И все же, пока он медленно вместе с пароходом полз по уголку вращающегося глобуса, ощущая, что в то же время приближается к месту, где каким-то образом станет возможен доступ к выражению нераздельности первожизни, во что он действительно верил, говоря робким языком современности? Даже в наших лондонских беседах, при всей их проникновенности, когда слова подкреплялись жестами, мимикой и красноречивым молчанием, полностью определить значение было сложно. «Нет таких слов, нет слов, — повторял он, пожимая плечами и приглаживая нестриженые волосы. — В глубине моей души все ясно и просто, но язык не способен передать образ жизни, сложившийся прежде него. Если же и ты не можешь уловить суть моих мыслей, я с отчаянием должен отказаться от дальнейших объяснений». А при бесструктурном письменном изложении результат выходил довольно сбивчивый.

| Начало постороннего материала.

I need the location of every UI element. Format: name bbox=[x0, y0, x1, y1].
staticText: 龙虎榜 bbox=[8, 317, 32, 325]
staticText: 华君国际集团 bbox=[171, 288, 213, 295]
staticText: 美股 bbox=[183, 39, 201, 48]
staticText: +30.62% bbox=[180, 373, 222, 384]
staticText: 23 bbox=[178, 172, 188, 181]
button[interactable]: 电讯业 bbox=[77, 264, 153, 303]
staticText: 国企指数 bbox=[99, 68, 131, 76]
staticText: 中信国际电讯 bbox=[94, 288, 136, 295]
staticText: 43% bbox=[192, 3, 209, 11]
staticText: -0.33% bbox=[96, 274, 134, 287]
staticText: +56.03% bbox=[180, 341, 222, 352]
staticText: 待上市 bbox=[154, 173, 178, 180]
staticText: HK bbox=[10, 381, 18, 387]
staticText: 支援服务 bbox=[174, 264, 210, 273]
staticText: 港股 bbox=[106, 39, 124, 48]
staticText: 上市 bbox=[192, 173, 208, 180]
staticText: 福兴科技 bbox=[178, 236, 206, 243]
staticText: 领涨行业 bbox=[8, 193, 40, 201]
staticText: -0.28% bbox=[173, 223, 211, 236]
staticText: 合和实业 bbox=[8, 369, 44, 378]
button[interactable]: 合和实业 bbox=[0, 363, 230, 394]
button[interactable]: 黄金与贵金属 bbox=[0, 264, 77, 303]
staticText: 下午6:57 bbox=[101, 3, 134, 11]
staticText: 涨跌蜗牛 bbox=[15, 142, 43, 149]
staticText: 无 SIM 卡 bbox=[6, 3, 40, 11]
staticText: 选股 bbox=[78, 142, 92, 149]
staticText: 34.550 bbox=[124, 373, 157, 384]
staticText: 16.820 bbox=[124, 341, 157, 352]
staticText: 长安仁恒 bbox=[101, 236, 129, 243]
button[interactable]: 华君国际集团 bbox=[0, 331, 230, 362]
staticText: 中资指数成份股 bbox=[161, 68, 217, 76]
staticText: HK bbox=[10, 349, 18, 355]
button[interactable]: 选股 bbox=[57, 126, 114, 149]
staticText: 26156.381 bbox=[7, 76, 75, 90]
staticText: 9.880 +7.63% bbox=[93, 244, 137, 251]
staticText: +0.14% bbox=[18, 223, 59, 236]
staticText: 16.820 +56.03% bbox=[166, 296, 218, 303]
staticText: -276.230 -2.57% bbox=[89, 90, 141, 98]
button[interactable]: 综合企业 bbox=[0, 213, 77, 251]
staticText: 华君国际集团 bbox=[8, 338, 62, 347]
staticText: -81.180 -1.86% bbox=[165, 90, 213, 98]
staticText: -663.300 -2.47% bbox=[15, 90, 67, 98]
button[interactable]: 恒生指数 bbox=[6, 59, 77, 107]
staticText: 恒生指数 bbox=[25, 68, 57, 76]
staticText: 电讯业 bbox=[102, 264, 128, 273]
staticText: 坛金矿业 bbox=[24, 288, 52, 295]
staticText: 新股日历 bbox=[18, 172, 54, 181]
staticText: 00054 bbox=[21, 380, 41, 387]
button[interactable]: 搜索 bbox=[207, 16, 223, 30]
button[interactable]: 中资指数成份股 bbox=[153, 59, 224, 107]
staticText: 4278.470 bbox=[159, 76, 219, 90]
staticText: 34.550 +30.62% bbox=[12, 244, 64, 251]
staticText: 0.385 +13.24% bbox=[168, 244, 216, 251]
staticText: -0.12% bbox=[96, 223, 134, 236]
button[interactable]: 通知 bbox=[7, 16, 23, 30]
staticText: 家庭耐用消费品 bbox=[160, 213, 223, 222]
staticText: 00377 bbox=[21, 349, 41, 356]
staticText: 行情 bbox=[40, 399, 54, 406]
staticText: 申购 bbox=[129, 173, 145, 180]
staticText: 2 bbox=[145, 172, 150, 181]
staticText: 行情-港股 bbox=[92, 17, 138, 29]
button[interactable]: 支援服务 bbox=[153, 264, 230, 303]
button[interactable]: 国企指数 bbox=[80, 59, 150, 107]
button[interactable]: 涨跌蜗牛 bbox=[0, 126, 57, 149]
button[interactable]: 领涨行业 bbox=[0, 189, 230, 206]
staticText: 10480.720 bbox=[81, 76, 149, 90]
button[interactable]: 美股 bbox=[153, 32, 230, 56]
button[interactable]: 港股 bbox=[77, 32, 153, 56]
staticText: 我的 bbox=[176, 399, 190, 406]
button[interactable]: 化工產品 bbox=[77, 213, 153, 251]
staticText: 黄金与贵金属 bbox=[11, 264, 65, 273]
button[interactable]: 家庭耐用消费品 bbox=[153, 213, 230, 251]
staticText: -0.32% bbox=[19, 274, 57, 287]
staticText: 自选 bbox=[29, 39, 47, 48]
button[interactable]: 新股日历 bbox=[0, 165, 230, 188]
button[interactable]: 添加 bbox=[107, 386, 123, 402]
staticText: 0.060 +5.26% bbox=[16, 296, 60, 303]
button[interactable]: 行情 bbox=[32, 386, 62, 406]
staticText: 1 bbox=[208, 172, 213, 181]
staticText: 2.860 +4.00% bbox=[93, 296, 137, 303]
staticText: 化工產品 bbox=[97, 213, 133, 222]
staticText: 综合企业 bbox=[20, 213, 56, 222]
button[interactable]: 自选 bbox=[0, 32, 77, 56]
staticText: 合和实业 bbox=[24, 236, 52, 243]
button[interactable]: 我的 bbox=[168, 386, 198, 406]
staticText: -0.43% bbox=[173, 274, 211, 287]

Но если передать вкратце, хотя бы по тому, что сохранилось у меня в памяти, когда я пытаюсь рассказать эту историю другим, то О’Мэлли ощущал, переживал и верил на протяжении своего приключения примерно в следующее.
Что Земля как живое, разумное существо некогда производила видимые проекции своего сознания, сходные с теми проекциями человеческой личности, какие современные психологи полагают возможными; что простота его натуры и неутолимое стремление к дикой природе, неразрывно связанные с ней, на самом деле проистекали из глубинной связи с жизнью Земли; если физическое удовлетворение этих стремлений было невозможно, то он не терял надежды, что духовно сможет соединиться с душой планеты и так достичь цели. Далее, что та часть личности, способная войти в субъективно созданный рай, которую Шталь называл «подверженной влиянию желаний и устремлений», во сне иногда отделялась от тела на время, а со смертью — навсегда. И более того, что состояние, в которое он тогда бы вошел, означало бы квазислияние с жизнью Земли, частичным выражением которой он являлся.